Why "just be more disciplined" is bad advice, told by the part of your brain that already lost the argument.


There is a video, taken by a researcher at NYU named Joseph LeDoux in the late 1990s, of a person reacting to a snake. The snake is rubber. The person knows the snake is rubber, because the person was just told the snake is rubber and watched the researcher hand it around the lab. Then the researcher places the rubber snake on a table, asks the person to pick up a pen next to it, and films what happens.

What happens is that the person flinches. Hand jerks back. Shoulders come up. There is, on slow-motion playback, a small involuntary gasp. Then, about three hundred milliseconds later, a different expression crosses the person's face: a kind of sheepish, embarrassed half-smile that says "right, of course, it's rubber, what's wrong with me."

Nothing is wrong with that person.

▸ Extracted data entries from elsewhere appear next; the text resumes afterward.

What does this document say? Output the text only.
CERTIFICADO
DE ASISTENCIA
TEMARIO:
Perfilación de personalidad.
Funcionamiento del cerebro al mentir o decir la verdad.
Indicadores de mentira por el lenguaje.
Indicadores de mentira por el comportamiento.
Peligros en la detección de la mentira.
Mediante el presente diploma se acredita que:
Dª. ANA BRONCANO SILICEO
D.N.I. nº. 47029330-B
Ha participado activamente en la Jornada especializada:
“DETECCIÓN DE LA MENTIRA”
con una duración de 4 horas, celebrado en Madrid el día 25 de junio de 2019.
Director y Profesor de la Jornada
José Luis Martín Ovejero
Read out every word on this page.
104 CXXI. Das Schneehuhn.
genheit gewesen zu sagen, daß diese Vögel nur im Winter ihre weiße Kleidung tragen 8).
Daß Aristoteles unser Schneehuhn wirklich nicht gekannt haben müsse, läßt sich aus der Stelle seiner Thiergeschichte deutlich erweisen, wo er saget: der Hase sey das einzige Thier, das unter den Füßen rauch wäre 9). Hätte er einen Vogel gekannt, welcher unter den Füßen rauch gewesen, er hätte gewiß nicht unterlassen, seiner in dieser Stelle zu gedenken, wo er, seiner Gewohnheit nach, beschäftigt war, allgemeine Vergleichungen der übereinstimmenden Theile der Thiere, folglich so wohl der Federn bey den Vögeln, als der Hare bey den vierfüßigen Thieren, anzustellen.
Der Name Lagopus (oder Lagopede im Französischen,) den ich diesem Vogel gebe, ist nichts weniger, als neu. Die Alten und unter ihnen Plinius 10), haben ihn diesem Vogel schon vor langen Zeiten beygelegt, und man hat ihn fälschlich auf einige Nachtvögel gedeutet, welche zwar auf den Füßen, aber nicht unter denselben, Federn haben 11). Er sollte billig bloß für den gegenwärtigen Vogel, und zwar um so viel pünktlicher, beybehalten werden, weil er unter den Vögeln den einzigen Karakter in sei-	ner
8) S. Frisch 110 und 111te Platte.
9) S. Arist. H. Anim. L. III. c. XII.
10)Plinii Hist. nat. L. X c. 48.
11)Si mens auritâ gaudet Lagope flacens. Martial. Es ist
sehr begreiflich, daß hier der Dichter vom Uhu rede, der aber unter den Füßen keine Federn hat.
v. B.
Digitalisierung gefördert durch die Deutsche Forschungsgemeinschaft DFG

That person has a perfectly normal, functioning, healthy brain. What you just watched is your brain too. It is, more importantly, your trading brain. The flinch is the first three hundred milliseconds of every losing trade you have ever taken. The sheepish smile is what you do at 4:00 PM when you're reviewing your trades and trying to figure out what the hell happened.

Here is the thing that the rubber snake video proves, and that you need to internalize before we go any further:

The part of your brain that flinched is not the same part that knew it was rubber.

There are, functionally, several different decision-making systems running inside your skull at any given moment. They run in parallel. They do not always agree. And in a fight between them, the older, faster ones almost always win, because they get to vote first.